By Bruno Fichou, Stephane Quidet
How can we, in our industrialized world, consider selling or providing services without a clear definition of these services? IT departments are beginning to realize the importance of formally defining the critical IT services they provide to their clients, however executing on this can be challenging. IT organizations are moving slowly towards a service model, but need additional attention on becoming customer centric.
The Service Catalogue
The Service Catalogue is a newly announced cornerstone for IT Organizations. Following and guiding this trend, ITILv3 authors have introduced the Service Catalogue Management Process to “provide a single source of consistent information on all of the agreed services, and ensure that it is widely available to those who are approved to access it."
ITIL tells us that ideally you need two catalogues: a Business Service Catalogue and a Technical Service Catalogue. The Business Service Catalogue should contain details on all the IT services delivered to the customers, with relationships to the business units and the business process that rely on the IT services. It responds to customer needs, with some marketing focus.
The Technical Service Catalogue, which underpins the Business Service Catalogue, should not be visible to customers but needs to contain the exhaustive list of services produced by the IT Department. The Technical Service Catalogue is an extension of the Business Service Catalogue. It describes services hidden to the customers. For example, the ”mail service” will be in the Business Service Catalogue, however the “Desktop service”, “Mail server service”, “OS service” or “backup service” that underpin that service will be in the Technical Service Catalogue.
To be complete, a Service Catalogue must rely on service levels. When agreed upon between an IT service provider and the IT customer(s), service levels define the key service targets and are named Service Level Agreements (SLA). They can be signed up and supported by the Business Service Catalogue. When agreed between an IT service provider and another part of the same organization, service levels contain targets that underpin those within the SLA. In that case they are named Operational Level Agreements (OLA) and will help operate the Technical Service Catalogue.
Developing a Service Catalogue
The development of a complete Service Catalogue is not straight forward. Implementing ITIL best practices will depend on the objectives that the organization has decided focus on, on the gap that needs to be filled and other criteria, including:
· How mature is the customer organization?
· How well is the idea of “service” understood and shared throughout the IT organization?
· How critical is IT for the business?
· How large is the IT organization?
A good starting point would be to formalize SLA’s with customers and agree on a level of service that the IT organization can meet. Then, it is convenient to define OLA’s with the supporting departments. Next, reinforcing the customer relationship management process, will allow customers to focus on business needs and added value.

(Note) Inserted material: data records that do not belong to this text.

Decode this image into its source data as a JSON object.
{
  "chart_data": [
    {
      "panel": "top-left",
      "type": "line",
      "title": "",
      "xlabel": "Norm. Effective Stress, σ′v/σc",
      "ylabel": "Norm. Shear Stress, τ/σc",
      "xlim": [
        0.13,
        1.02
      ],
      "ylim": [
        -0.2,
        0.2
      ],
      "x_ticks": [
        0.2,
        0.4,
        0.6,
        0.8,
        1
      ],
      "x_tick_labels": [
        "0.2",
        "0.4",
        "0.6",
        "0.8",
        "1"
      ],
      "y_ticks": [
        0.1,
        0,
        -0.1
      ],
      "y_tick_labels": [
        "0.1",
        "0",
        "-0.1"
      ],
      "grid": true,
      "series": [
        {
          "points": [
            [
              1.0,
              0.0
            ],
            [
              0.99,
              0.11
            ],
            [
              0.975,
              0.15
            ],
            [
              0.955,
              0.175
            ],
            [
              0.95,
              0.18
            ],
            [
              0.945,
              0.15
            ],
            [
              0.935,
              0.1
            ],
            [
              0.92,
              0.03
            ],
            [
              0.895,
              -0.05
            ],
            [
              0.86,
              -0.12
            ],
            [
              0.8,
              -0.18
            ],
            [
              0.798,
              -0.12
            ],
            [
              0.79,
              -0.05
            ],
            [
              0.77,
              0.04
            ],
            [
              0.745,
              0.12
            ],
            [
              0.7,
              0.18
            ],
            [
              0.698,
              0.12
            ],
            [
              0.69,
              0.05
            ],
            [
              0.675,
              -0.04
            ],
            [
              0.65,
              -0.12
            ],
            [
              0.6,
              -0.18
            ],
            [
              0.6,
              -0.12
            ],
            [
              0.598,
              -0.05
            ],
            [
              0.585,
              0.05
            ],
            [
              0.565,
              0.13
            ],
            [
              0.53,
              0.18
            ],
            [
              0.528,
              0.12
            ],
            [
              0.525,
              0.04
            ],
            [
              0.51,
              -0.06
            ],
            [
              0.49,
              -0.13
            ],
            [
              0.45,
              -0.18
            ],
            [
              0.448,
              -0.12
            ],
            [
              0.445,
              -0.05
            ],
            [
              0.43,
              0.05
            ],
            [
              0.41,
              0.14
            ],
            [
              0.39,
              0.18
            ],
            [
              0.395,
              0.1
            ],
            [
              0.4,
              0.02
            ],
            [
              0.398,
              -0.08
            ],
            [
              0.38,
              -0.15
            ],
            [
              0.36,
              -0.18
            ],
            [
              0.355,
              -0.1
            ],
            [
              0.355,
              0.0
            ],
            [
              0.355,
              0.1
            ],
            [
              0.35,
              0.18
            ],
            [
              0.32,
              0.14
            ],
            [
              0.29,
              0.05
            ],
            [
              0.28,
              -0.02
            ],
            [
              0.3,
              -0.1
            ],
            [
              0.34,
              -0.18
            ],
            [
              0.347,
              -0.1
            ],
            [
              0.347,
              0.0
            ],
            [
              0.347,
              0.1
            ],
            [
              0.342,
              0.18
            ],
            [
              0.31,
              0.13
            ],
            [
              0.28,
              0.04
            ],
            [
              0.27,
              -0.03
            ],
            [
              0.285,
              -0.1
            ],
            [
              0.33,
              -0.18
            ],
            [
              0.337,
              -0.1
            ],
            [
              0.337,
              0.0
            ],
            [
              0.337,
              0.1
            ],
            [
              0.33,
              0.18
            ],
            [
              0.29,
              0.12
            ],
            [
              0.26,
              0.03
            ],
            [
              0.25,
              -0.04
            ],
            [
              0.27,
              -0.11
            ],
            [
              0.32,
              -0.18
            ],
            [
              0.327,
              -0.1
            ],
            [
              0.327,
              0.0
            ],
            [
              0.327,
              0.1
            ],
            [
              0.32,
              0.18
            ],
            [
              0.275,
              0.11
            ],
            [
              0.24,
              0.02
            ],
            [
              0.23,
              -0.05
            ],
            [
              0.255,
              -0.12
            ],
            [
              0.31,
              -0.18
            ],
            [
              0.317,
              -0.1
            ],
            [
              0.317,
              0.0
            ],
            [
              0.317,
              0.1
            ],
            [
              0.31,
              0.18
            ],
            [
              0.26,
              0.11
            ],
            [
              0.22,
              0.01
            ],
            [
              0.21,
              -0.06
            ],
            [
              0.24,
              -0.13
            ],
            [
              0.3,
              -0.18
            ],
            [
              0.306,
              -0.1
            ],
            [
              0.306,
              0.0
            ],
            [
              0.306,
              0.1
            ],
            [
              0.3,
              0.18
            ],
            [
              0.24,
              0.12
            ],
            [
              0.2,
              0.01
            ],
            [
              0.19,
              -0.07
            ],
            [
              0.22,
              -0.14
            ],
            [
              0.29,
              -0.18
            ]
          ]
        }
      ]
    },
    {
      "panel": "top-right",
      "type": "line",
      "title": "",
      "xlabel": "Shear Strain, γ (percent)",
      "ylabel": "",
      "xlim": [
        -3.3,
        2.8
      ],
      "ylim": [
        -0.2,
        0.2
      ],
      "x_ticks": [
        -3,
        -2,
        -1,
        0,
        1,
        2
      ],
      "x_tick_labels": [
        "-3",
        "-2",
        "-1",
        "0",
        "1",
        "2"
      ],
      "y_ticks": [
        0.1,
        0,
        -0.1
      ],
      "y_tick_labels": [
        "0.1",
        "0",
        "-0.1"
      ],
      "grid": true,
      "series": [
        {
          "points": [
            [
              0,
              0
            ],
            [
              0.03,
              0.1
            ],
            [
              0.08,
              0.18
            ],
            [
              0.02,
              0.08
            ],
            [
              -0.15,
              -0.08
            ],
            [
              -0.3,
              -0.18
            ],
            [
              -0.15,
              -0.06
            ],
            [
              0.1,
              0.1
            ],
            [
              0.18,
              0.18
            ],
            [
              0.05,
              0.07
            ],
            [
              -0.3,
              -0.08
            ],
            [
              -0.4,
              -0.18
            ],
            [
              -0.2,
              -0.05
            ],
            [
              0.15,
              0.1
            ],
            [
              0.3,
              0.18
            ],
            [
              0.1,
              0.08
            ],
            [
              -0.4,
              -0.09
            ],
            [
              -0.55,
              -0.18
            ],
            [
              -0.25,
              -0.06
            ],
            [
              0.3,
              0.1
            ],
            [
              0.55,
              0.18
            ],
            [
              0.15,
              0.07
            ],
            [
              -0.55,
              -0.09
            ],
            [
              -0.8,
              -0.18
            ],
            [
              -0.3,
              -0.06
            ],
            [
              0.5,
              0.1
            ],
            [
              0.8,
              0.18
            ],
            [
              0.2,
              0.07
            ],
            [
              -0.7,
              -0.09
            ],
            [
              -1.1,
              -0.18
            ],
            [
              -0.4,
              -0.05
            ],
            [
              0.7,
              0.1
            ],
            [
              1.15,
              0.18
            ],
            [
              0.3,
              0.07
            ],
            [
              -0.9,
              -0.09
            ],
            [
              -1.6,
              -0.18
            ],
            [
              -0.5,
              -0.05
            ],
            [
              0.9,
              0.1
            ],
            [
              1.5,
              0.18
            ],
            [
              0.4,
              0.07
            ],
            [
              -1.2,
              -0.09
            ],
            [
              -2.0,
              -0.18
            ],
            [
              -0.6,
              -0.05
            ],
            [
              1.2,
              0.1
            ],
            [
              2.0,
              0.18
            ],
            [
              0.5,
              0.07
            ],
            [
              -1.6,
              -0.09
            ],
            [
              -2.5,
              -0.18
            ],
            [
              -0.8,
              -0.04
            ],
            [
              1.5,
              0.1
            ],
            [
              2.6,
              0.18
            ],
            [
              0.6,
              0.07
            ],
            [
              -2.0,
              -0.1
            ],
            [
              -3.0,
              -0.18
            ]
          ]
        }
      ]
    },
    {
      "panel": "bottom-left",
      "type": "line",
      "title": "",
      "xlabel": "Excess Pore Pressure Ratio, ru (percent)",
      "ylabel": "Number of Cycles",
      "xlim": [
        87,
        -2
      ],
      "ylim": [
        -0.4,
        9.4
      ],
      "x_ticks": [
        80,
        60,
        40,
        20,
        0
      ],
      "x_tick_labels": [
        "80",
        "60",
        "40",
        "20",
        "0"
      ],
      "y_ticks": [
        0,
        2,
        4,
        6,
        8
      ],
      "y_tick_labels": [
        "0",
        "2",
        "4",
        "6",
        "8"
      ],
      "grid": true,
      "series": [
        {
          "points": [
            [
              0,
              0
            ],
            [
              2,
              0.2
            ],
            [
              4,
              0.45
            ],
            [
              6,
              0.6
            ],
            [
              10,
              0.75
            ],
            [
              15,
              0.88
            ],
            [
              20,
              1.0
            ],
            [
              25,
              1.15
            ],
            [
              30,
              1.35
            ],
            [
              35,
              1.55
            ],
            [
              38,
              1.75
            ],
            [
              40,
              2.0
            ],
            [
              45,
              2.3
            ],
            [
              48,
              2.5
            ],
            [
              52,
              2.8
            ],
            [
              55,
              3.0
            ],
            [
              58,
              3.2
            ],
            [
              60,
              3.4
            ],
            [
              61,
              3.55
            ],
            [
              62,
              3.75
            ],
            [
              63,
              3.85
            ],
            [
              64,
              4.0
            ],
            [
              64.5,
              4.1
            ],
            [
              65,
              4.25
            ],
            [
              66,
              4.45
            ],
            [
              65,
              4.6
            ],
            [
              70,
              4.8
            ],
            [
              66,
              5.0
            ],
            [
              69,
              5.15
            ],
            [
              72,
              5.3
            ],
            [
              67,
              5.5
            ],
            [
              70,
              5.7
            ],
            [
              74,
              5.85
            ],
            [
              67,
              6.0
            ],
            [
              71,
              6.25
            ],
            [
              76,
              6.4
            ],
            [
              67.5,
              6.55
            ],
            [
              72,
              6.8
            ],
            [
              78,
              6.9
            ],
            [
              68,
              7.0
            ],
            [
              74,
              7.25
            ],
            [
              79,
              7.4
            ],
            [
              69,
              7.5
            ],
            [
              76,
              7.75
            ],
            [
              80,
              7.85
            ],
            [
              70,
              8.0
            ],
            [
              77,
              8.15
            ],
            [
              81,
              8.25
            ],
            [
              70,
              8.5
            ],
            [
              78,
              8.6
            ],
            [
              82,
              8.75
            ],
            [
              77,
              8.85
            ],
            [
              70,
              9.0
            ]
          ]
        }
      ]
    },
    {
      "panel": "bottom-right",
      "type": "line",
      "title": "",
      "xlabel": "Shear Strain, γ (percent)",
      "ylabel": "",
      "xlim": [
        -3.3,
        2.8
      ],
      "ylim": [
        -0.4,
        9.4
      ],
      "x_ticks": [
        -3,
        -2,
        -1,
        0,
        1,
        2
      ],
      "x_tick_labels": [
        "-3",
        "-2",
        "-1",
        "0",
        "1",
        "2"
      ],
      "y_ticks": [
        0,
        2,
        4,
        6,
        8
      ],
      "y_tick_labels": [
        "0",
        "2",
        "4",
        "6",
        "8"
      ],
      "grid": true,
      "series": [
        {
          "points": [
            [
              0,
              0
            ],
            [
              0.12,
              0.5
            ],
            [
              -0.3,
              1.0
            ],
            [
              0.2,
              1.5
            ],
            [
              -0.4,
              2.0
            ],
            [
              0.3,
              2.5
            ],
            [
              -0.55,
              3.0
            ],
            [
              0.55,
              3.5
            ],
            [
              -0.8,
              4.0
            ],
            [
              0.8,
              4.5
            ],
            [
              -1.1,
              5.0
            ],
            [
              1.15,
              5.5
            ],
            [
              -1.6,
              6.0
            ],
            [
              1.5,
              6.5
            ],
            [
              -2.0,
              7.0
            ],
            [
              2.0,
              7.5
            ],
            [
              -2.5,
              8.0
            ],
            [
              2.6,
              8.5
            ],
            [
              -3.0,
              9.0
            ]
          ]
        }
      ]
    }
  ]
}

This approach is not enough when it is time to evaluate costs. Services are priced and included in a published Business Service Catalogue. Customer Relationship Managers must rely on known OLA’s in order to define SLA’s.
In large organizations, IT Operations not only contributes to high customer service, but it also serves other IT departments. Additional value is then brought in defining a Technical Service Catalogue which gives a clear view on what the IT Operations provides. OLA’s can then be priced like SLA’s, linked to services in the Technical Service Catalogue. In highly effective organizations, each IT Department is a Service Unit which provides services, publishes a catalogue and is recognized as an internal provider. So, the path to Service Management starts with SLA and OLA definition.
The Business Service Catalogue comes next. A small IT Department can easily survive without a Technical Service Catalogue; however, larger IT Organizations will find much more than formal agreements in that tool:
- IT employees become more aware of where they have to focus their attention
- Ease of access to the service list
- Better SLA and OLA management
- IT Organization reinforced and promoted
In the end, designing Service Catalogues is a way to improve efficiency and satisfaction of both IT customers and IT Staff.